High-severity GitLab flaw lets attackers take over accounts

High-severity GitLab flaw lets attackers take over accounts

May 23, 2024 at 01:50PM

GitLab addressed a high-severity XSS vulnerability allowing unauthenticated attackers to compromise user accounts. Additionally, six medium-severity flaws were fixed, including a CSRF issue and a denial-of-service bug. These vulnerabilities allowed for account takeovers and disruption of services. GitLab urged immediate software updates due to potential impacts on sensitive data and supply chain security. CISA alerted of active exploitation of a separate account hijacking vulnerability, emphasizing the importance of system security.

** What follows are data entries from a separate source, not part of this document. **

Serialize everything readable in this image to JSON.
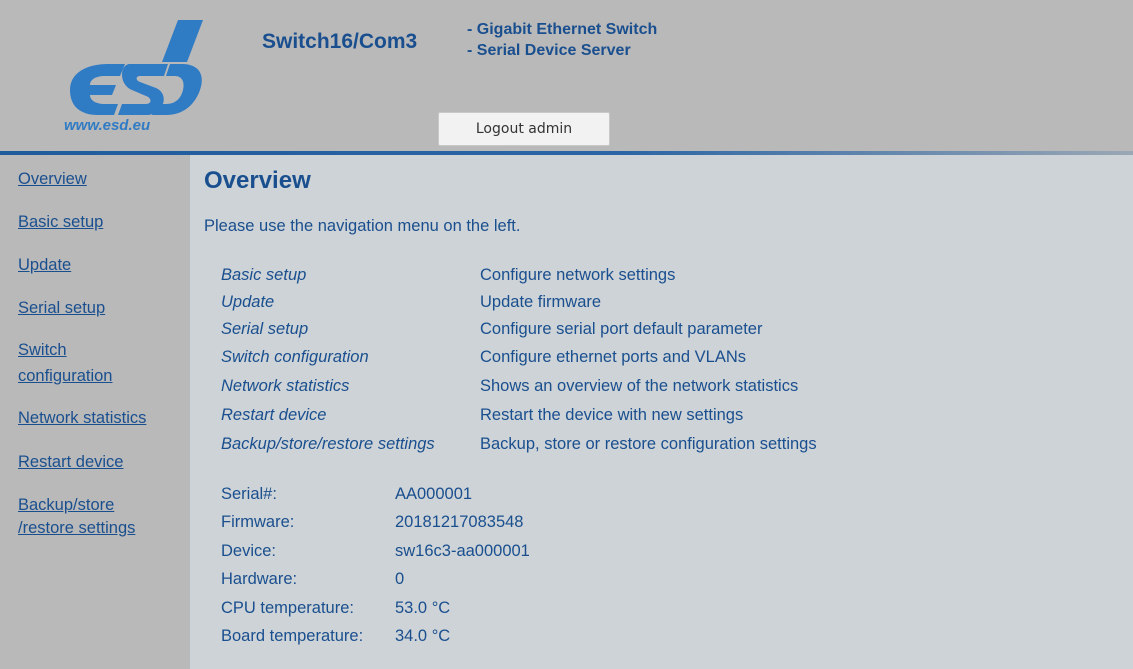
{
  "header": {
    "logo_text": "esd",
    "logo_url": "www.esd.eu",
    "product_title": "Switch16/Com3",
    "subtitle1": "- Gigabit Ethernet Switch",
    "subtitle2": "- Serial Device Server",
    "logout_label": "Logout admin"
  },
  "sidebar": {
    "items": [
      {
        "label": "Overview"
      },
      {
        "label": "Basic setup"
      },
      {
        "label": "Update"
      },
      {
        "label": "Serial setup"
      },
      {
        "label": "Switch"
      },
      {
        "label": "configuration"
      },
      {
        "label": "Network statistics"
      },
      {
        "label": "Restart device"
      },
      {
        "label": "Backup/store"
      },
      {
        "label": "/restore settings"
      }
    ]
  },
  "main": {
    "title": "Overview",
    "intro": "Please use the navigation menu on the left.",
    "descriptions": [
      {
        "name": "Basic setup",
        "text": "Configure network settings"
      },
      {
        "name": "Update",
        "text": "Update firmware"
      },
      {
        "name": "Serial setup",
        "text": "Configure serial port default parameter"
      },
      {
        "name": "Switch configuration",
        "text": "Configure ethernet ports and VLANs"
      },
      {
        "name": "Network statistics",
        "text": "Shows an overview of the network statistics"
      },
      {
        "name": "Restart device",
        "text": "Restart the device with new settings"
      },
      {
        "name": "Backup/store/restore settings",
        "text": "Backup, store or restore configuration settings"
      }
    ],
    "info": [
      {
        "label": "Serial#:",
        "value": "AA000001"
      },
      {
        "label": "Firmware:",
        "value": "20181217083548"
      },
      {
        "label": "Device:",
        "value": "sw16c3-aa000001"
      },
      {
        "label": "Hardware:",
        "value": "0"
      },
      {
        "label": "CPU temperature:",
        "value": "53.0 °C"
      },
      {
        "label": "Board temperature:",
        "value": "34.0 °C"
      }
    ]
  },
  "colors": {
    "header_bg": "#b9b9b9",
    "content_bg": "#cdd3d6",
    "text_blue": "#1a4f8f",
    "logo_blue": "#2f7bc4"
  }
}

Based on the meeting notes, here are the key takeaways:

1. GitLab has patched a high-severity vulnerability (CVE-2024-4835) that allowed unauthenticated attackers to exploit cross-site scripting (XSS) weakness in the VS code editor (Web IDE) to take over user accounts.
2. GitLab also released versions 17.0.1, 16.11.3, and 16.10.6 for both Community Edition (CE) and Enterprise Edition (EE) to address the security fixes and strongly recommended upgrading to these versions immediately.
3. In addition to the high-severity vulnerability, GitLab also fixed six medium-severity security flaws, including a CSRF vulnerability via the Kubernetes Agent Server and a denial-of-service bug that can disrupt the loading of GitLab web resources.
4. The meeting notes highlighted the prevalence of GitLab as a target due to its hosting of sensitive data, making hijacked GitLab accounts a significant threat, potentially leading to supply chain attacks if attackers insert malicious code in CI/CD environments.
5. CISA warned of actively exploited zero-click account hijacking vulnerability (CVE-2023-7028) and ordered U.S. federal agencies to secure their systems within three weeks.

These takeaways should provide a clear summary of the meeting notes for further action and reference.